Recientes informes oficiales hablan de 37.000 venezolanos que cruzan la frontera cada día para conseguir comida, medicinas o un trabajillo informal
Pasado el puente todo vuelve a ser ruido y desorden. Familias desorientadas tratan de entender adónde ir; otros buscan sombra para descargar. Sin información ni quién los guíe, se ven acosados por autobuses, vendedores de tarjetas SIM, pasajes a Cúcuta, Guayaquil, Lima o Bogotá. Todo se convierte en una plaza de mercado improvisada, agobiada por el calor y rodeada de una mezcla de tristeza y esperanza. Esta es La Parada donde todo termina y vuelve a empezar.
«Se compra pelo… se compra pelo», grita un joven venezolano mientras se acerca a las mujeres que llegan con su melena escurrida después de horas de viaje. Este es un lucrativo negocio con el que muchas consiguen dinero para vivir unos días: las melenas de pelo sano, sin teñir y largos son oro para los fabricantes de extensiones, esos postizos por los que en Colombia o Europa pagan una fortuna. Pero aquí no hay tiempo para la vanidad: son 150.000 pesos (40 euros) por una buena coleta.
Cortar con el pasado no es fácil. Otros prefieren ir hasta el local de compraventa de joyas a ver qué logran. José Alvarado, venezolano de Maracay instalado en Colombia desde hace dos años, sabe cuánto les cuesta. «Aquí muchos lloran cuando venden sus prendas», dice mientras limpia una argolla sobre una mesa con lupas, disolventes y lijas para comprobar la calidad de lo que tiene en sus manos.

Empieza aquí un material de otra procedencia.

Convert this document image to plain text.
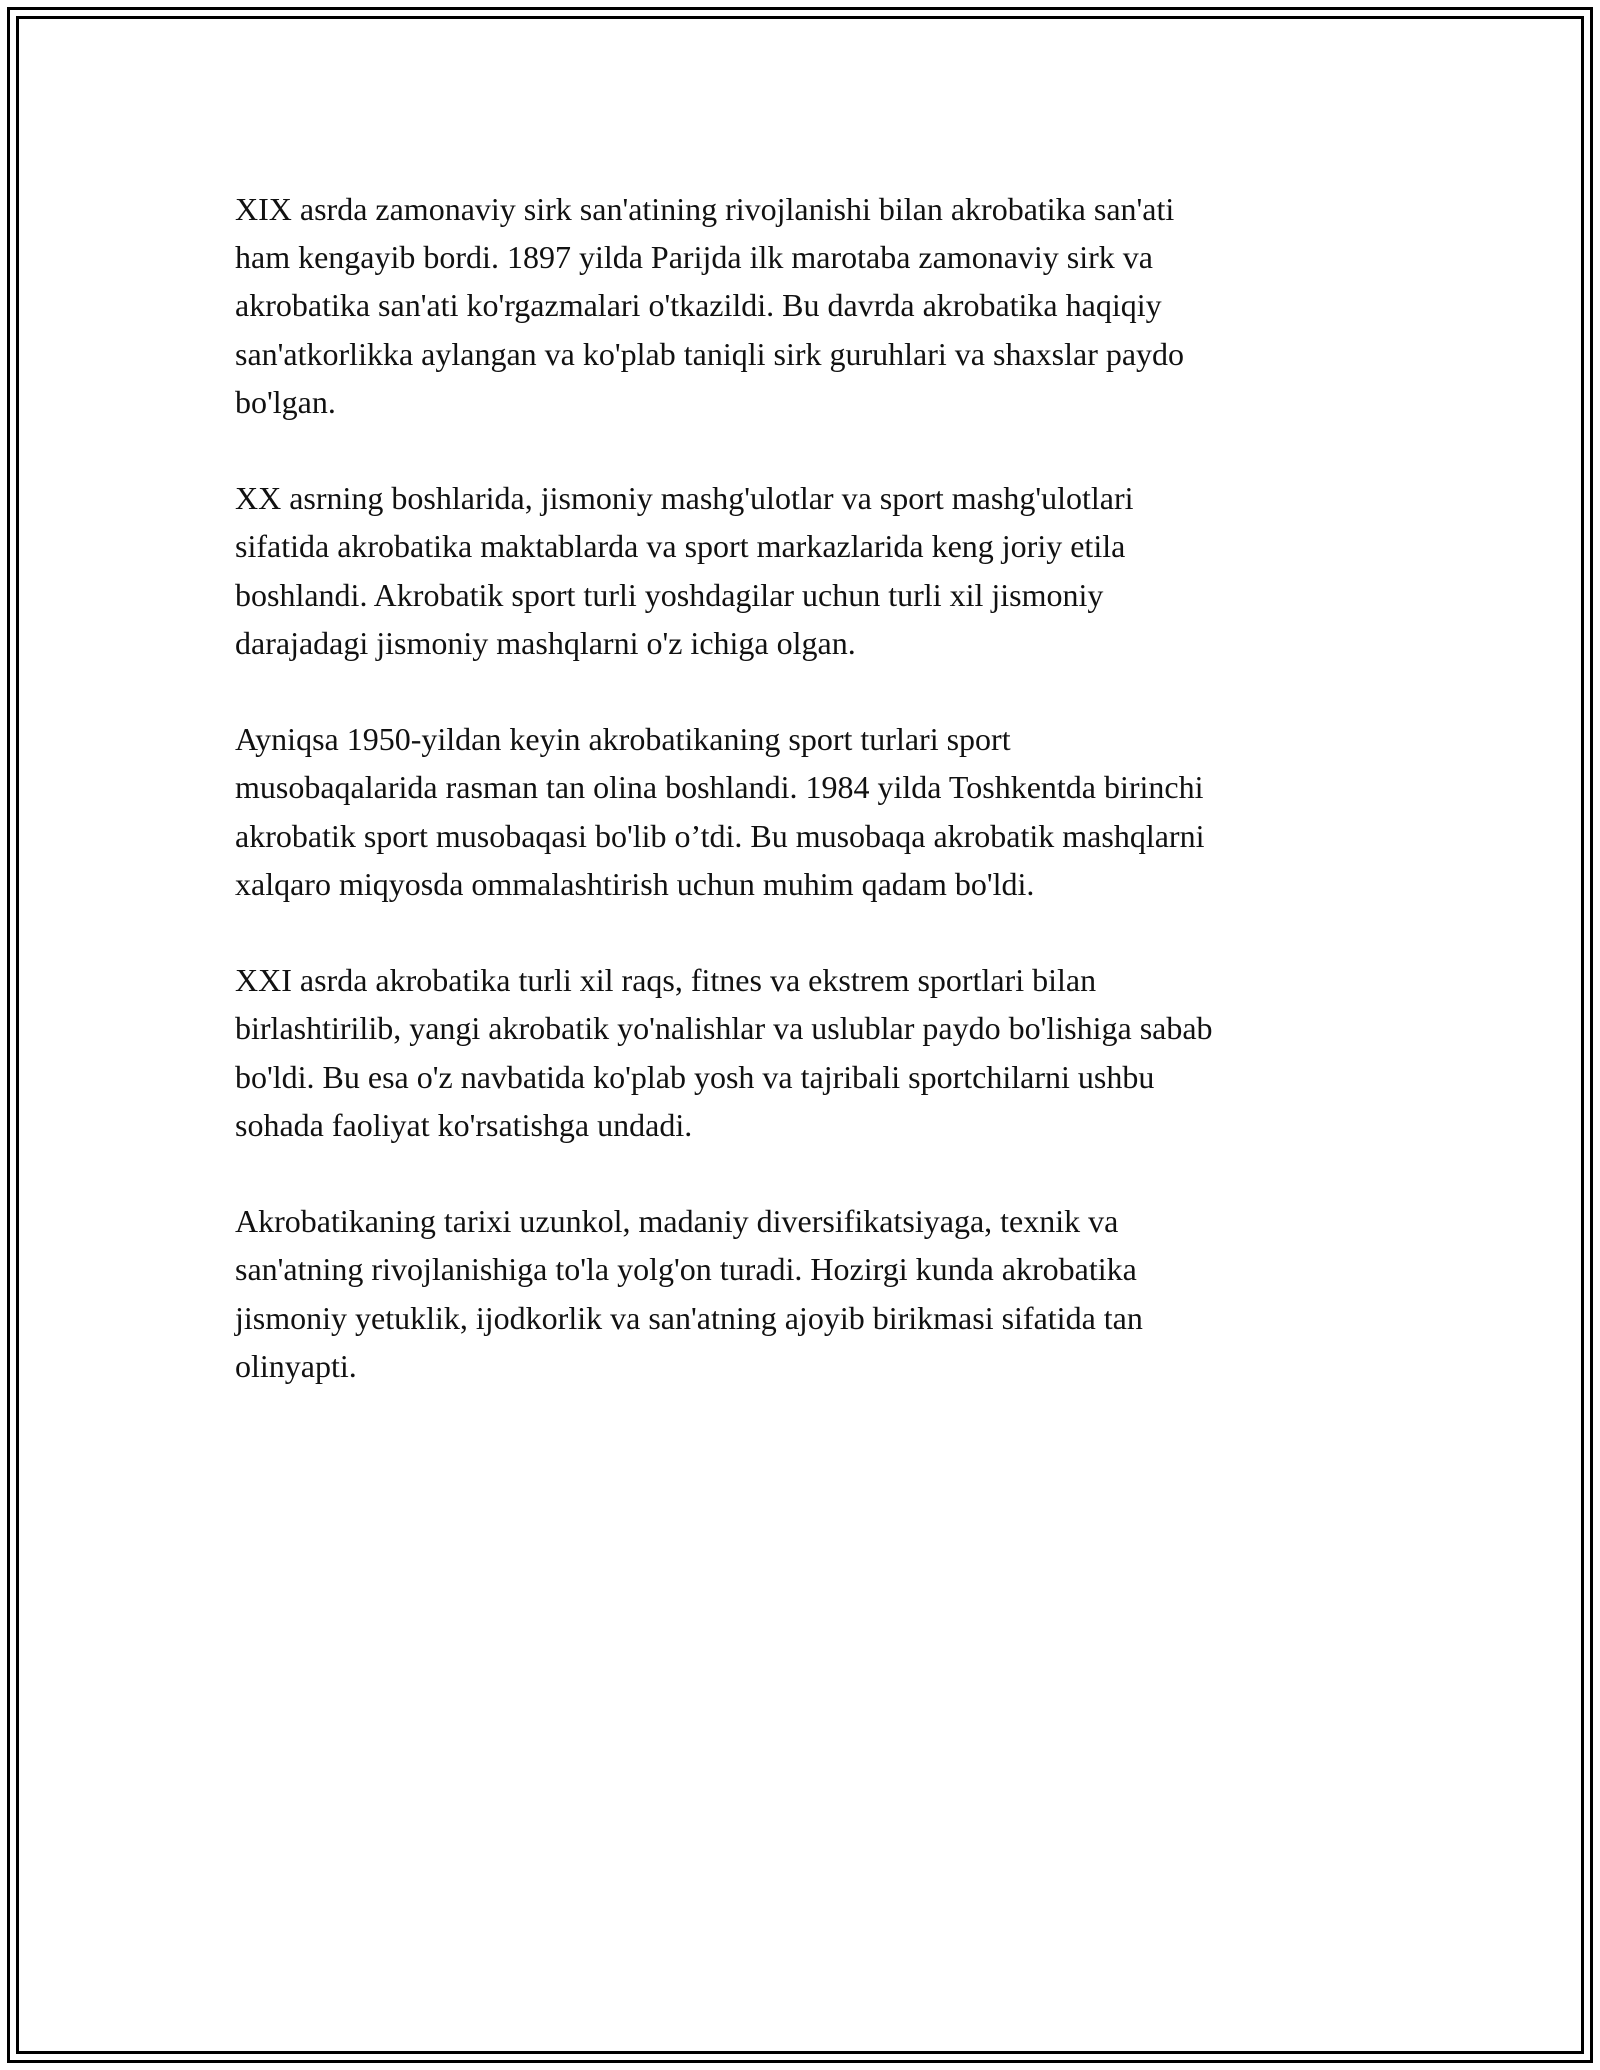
XIX asrda zamonaviy sirk san'atining rivojlanishi bilan akrobatika san'ati
ham kengayib bordi. 1897 yilda Parijda ilk marotaba zamonaviy sirk va
akrobatika san'ati ko'rgazmalari o'tkazildi. Bu davrda akrobatika haqiqiy
san'atkorlikka aylangan va ko'plab taniqli sirk guruhlari va shaxslar paydo
bo'lgan.

XX asrning boshlarida, jismoniy mashg'ulotlar va sport mashg'ulotlari
sifatida akrobatika maktablarda va sport markazlarida keng joriy etila
boshlandi. Akrobatik sport turli yoshdagilar uchun turli xil jismoniy
darajadagi jismoniy mashqlarni o'z ichiga olgan.

Ayniqsa 1950-yildan keyin akrobatikaning sport turlari sport
musobaqalarida rasman tan olina boshlandi. 1984 yilda Toshkentda birinchi
akrobatik sport musobaqasi bo'lib o’tdi. Bu musobaqa akrobatik mashqlarni
xalqaro miqyosda ommalashtirish uchun muhim qadam bo'ldi.

XXI asrda akrobatika turli xil raqs, fitnes va ekstrem sportlari bilan
birlashtirilib, yangi akrobatik yo'nalishlar va uslublar paydo bo'lishiga sabab
bo'ldi. Bu esa o'z navbatida ko'plab yosh va tajribali sportchilarni ushbu
sohada faoliyat ko'rsatishga undadi.

Akrobatikaning tarixi uzunkol, madaniy diversifikatsiyaga, texnik va
san'atning rivojlanishiga to'la yolg'on turadi. Hozirgi kunda akrobatika
jismoniy yetuklik, ijodkorlik va san'atning ajoyib birikmasi sifatida tan
olinyapti.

Es rápido con la calculadora, pero la mujer se toma un tiempo antes de decidir. Finalmente acepta 100.000 pesos por su anillo de oro salpicado de piedras semipreciosas, 30 euros en total. Afuera, detrás de la puerta blindada, otros esperan para poder entrar.
Atrapados en la ciudad
Los que se quedan en Cúcuta aprenden rápidamente el coste de la vida. Si van de paso, hay albergues para 48 horas, con cama limpia, baño y comida, como el Centro Transitorio que administra la Cruz Roja. Pero otros quedan atrapados en la ciudad: 1.000 pesos por una ducha, otros 10.000 por noche en habitación compartida con tres personas más. Por eso se instalan en plazas y parques, generando rechazo y sensación de inseguridad.
El padre José David Caña conoce bien las necesidades de los que llegan a Cúcuta. Hace un año, «a lo gamín, sin pedir permisos», dice riendo, abrió el albergue Divina Providencia, famoso por dar desayuno y almuerzo a los venezolanos. El día en que sirvió 3.000 raciones en una sola jornada entendió que la crisis en la frontera estaba desbordada y tomó la decisión de poner orden en la casa. Hoy atiende prioritariamente a mil personas, entre niños, mujeres embarazadas y ancianos.
«Tres millones de pesos (840 euros) al día nos cuestan los mil almuerzos que servimos y el pan con café o chocolate que damos de desayuno», dice el padre Caña, acompañado por su amigo Timoteo, patriarca de la Iglesia Ortodoxa. Caritas dona 200 platos y el resto es un milagro diario aquí y en otras parroquias más pequeñas. «Si sumáramos todo -calcula Timoteo- las iglesias estamos alimentando aquí a unos 6.000 venezolanos».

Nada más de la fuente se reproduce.